Soapbox by Corinne Smith
When the O-Train’s maiden voyage launched Ottawa’s light rail service last week, critics took careful notes.
They’ve been practicing for months, taking to task the fumbles and mishaps marking preparations for the O-Train.
First, there was the cost. The OC Transpo pilot project, featuring an eight-kilometre rail with five stops, is running $2.4 million over its $24 million budget.
Then the train was late. Safety concerns and driver training delayed the summer launch, setting it back to last week.
And then there’s the route itself. Dubbed “the train to nowhere” by its opponents, the north-south line that runs from Greenboro to Bayview, they point out, doesn’t service areas hit hardest by traffic.
The congested downtown core is at least a bus ride away from any light rail station, critics say. They are concerned about Kanata and Orleans, suburbs connected to the city only by the Queensway. Will people drive to a light rail station? If they do, how will that help the rush hour east-west artery clog?
Now, critics will turn on the O-Train’s likely growing pains as proof of its “failure.”
Perhaps bus routes will share their ridership with the new light-rail route, instead of increasing public transit use. Maybe the Ottawa winter will tax the trains, hiking maintenance and repair costs.

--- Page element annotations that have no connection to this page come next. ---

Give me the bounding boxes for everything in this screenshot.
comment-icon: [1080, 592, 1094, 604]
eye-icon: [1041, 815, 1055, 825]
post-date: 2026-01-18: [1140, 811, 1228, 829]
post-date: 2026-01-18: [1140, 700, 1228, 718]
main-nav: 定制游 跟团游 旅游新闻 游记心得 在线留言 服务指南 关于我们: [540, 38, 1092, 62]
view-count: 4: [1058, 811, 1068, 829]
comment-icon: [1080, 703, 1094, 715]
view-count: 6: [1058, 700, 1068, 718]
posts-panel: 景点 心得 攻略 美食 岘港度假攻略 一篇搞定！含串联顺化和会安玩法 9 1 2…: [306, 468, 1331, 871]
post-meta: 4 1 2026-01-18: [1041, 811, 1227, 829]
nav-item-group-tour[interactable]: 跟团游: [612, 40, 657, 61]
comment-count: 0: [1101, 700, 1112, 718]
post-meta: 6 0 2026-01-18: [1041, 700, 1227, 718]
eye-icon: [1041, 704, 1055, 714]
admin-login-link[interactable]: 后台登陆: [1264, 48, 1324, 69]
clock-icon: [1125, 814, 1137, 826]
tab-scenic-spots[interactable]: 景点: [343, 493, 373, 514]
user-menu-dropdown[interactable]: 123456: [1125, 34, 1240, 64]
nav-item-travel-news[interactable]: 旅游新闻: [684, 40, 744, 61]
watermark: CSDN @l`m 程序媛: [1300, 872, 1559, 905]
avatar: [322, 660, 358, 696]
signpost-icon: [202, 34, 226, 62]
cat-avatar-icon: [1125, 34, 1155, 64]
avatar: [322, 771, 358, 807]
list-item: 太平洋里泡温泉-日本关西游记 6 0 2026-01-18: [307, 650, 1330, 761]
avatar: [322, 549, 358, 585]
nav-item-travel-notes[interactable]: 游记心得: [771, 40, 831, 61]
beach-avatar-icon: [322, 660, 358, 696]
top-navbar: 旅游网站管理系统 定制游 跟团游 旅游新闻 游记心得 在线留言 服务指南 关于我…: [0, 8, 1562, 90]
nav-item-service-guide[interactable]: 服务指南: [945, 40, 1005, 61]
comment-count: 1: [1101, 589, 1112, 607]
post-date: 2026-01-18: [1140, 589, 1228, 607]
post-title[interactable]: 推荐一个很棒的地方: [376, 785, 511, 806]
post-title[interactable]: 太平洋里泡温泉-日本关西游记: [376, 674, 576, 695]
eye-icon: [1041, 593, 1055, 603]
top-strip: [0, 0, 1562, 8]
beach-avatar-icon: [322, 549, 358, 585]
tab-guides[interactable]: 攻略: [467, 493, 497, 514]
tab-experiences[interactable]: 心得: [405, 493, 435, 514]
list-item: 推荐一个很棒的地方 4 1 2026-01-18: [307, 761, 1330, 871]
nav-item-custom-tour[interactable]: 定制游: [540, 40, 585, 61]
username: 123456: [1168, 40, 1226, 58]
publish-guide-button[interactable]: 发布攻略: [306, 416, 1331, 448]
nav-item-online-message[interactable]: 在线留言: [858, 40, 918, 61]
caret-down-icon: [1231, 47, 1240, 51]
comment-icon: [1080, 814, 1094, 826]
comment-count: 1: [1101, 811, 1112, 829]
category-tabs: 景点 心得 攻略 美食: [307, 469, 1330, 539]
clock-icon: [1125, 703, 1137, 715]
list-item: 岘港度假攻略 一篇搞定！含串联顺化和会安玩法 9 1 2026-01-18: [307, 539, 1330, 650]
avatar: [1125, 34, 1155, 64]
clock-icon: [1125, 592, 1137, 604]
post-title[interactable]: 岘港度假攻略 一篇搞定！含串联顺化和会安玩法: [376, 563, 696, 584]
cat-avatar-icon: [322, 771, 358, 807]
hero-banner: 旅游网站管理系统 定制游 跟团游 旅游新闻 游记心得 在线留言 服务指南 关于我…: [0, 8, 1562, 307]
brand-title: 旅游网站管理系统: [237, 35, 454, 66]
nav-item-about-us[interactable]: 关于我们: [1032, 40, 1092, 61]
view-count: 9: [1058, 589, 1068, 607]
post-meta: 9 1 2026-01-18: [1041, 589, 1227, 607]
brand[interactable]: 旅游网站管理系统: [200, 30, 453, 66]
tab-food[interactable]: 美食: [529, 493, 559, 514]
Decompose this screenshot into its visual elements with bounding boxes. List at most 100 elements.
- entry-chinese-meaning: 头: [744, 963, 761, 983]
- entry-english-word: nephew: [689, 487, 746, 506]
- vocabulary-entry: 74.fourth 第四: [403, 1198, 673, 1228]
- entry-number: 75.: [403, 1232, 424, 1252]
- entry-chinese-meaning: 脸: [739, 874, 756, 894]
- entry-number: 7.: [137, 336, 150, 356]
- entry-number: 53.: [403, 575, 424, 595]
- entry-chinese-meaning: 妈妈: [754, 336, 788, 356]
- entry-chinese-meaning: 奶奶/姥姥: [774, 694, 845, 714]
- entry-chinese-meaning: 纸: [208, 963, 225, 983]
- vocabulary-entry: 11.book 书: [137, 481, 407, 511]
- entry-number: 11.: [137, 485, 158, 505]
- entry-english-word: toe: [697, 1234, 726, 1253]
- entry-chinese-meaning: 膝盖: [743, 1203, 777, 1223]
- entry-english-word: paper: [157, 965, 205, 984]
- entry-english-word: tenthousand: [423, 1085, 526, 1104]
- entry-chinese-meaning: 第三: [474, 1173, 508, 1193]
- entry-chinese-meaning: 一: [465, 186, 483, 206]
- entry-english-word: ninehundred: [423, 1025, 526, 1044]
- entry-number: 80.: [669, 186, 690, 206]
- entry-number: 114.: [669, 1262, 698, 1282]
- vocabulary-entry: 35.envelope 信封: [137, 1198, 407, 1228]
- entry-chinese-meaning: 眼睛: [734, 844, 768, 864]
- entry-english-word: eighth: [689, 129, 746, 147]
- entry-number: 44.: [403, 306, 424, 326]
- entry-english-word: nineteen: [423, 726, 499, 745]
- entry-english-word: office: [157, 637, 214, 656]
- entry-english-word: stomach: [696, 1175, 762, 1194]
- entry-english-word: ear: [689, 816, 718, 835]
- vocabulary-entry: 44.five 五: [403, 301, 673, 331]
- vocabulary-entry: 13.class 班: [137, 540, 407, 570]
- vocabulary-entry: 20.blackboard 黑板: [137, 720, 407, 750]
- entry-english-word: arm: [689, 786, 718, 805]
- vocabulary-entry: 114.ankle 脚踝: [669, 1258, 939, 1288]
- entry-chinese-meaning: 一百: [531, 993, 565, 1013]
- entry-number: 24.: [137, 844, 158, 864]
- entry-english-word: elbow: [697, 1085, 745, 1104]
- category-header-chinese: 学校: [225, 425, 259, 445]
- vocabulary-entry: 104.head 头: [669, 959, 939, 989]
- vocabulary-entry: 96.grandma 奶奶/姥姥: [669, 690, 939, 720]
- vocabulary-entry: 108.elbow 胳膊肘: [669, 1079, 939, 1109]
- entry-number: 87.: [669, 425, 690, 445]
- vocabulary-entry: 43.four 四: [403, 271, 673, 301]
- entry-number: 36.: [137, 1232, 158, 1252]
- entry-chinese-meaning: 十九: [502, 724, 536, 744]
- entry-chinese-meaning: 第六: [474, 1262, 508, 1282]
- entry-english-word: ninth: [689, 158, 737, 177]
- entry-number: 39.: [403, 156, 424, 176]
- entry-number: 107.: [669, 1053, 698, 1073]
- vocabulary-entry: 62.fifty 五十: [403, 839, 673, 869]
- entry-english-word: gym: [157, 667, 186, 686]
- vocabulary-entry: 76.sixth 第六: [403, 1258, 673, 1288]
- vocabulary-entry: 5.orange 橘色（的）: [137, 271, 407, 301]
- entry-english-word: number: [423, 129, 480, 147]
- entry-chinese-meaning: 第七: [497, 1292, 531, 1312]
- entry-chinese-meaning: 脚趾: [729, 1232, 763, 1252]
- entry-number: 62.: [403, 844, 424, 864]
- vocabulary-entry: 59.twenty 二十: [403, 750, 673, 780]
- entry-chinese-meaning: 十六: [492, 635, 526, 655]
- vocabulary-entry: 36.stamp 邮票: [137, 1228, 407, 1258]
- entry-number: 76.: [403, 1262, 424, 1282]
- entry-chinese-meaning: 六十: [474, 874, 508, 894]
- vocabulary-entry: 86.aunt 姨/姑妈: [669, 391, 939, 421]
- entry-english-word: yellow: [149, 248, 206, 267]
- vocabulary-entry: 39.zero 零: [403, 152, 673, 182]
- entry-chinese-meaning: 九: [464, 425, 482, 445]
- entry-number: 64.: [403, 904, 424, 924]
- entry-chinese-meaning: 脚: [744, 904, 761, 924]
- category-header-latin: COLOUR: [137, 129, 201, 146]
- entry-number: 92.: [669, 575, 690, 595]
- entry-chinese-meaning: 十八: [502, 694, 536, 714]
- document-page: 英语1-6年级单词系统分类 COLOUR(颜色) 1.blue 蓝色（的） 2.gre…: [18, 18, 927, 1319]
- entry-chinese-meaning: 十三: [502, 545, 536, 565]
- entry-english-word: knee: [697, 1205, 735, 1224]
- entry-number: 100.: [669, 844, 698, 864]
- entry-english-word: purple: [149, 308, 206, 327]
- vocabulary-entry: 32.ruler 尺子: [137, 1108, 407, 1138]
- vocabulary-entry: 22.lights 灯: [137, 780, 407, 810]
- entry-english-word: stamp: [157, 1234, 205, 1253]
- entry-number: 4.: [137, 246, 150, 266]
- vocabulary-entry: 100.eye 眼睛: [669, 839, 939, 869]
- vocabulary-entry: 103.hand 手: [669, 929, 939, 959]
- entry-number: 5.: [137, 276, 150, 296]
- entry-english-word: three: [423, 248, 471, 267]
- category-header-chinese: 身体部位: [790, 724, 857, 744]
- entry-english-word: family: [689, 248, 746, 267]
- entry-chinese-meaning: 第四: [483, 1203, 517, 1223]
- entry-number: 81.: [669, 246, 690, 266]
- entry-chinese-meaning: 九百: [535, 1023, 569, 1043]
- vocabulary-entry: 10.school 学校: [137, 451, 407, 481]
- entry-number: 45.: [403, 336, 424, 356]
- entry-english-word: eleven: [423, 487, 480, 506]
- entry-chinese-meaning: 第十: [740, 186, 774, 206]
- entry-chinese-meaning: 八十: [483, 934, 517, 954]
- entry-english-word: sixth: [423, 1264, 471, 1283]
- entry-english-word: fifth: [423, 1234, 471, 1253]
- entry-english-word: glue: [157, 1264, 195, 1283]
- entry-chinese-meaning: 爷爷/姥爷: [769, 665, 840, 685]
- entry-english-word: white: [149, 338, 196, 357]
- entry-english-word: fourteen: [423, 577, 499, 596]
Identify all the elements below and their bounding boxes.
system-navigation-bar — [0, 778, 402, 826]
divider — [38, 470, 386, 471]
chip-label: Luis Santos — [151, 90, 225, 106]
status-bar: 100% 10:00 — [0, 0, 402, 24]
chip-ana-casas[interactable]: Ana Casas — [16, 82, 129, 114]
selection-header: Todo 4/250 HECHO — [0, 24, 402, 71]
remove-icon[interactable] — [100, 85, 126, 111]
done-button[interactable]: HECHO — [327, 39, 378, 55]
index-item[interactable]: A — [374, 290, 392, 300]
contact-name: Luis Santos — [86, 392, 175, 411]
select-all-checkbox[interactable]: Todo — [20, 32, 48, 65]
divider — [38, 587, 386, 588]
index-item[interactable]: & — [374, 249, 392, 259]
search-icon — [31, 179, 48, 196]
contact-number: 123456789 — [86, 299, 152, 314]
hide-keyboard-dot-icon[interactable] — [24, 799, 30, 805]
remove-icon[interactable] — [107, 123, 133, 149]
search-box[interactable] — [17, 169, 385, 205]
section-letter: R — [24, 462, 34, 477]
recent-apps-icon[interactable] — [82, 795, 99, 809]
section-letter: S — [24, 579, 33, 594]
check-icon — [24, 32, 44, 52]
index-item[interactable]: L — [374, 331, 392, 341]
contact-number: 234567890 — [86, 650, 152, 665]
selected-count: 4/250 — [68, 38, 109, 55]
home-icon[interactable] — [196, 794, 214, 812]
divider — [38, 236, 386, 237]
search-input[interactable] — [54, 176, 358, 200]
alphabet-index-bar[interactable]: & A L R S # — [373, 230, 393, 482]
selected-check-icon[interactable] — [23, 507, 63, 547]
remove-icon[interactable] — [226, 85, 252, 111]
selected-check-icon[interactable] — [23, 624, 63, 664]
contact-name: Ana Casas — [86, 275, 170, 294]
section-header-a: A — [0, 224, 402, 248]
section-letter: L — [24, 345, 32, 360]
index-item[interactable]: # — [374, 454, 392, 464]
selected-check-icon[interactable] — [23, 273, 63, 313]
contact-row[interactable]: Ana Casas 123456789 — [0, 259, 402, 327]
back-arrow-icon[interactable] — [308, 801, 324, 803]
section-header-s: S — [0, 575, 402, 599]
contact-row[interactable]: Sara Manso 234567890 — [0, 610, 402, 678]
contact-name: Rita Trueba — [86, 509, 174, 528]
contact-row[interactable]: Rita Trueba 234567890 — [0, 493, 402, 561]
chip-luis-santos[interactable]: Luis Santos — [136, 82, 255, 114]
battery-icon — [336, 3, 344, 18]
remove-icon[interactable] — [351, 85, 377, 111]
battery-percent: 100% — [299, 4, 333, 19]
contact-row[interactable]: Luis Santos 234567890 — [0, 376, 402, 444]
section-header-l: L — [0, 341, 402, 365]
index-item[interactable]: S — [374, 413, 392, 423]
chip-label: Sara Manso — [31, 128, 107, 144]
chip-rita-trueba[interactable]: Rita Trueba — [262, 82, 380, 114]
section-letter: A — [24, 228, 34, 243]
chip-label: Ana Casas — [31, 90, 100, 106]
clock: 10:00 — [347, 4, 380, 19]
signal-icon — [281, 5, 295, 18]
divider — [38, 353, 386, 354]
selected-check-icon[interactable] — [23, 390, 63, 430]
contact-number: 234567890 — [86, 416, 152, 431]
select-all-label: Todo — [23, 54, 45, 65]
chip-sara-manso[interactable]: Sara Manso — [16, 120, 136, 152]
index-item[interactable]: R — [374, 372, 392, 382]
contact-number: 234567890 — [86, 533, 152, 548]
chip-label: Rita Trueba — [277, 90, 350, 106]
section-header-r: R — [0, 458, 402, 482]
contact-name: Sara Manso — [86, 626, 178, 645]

But when light rail naysayers do the math and conclude that it will fail, they just don’t get it.
They don’t see what the O-Train means to Ottawa, because we’re not used to smart urban planning, public transit that works.
Ottawa’s history shows why we are not used to innovation and imagination. A system of streetcars once connected downtown neighbourhoods until city officials scrapped it over 40 years ago. Later, the city grew, and the Queensway allowing people to live in the suburbs and drive downtown.
With streetcars gone, bus service eventually took to the road. When most OC Transpo riders are asked about bus service today, they would admit the service is checkered, especially during the winter months.
Public bus service is an uphill battle in Ottawa. Heavy snowfall and treacherous driving conditions aren’t kind to bus service. Double-jointed buses ostensibly beef up service, an OC Transpo “service improvement” initiative that puts bigger vehicles on roads already strained by traffic. Road congestion wreaks havoc on bus schedules, leaving bus riders on street corners, cooling their heels as they wait for the bus that is never on time.
With Ottawa’s current public transit system, it’s no wonder people choose to drive.
So when a vision of public transit is spearheaded by a light rail line, Ottawa is entering uncharted waters.
The O-Train marks a new chapter, promising efficient public transit, not just band-aid solutions.
An expanded light rail network will transform Ottawa, providing the means for people to travel in and out of the downtown core without driving, reducing traffic we now accept with resignation.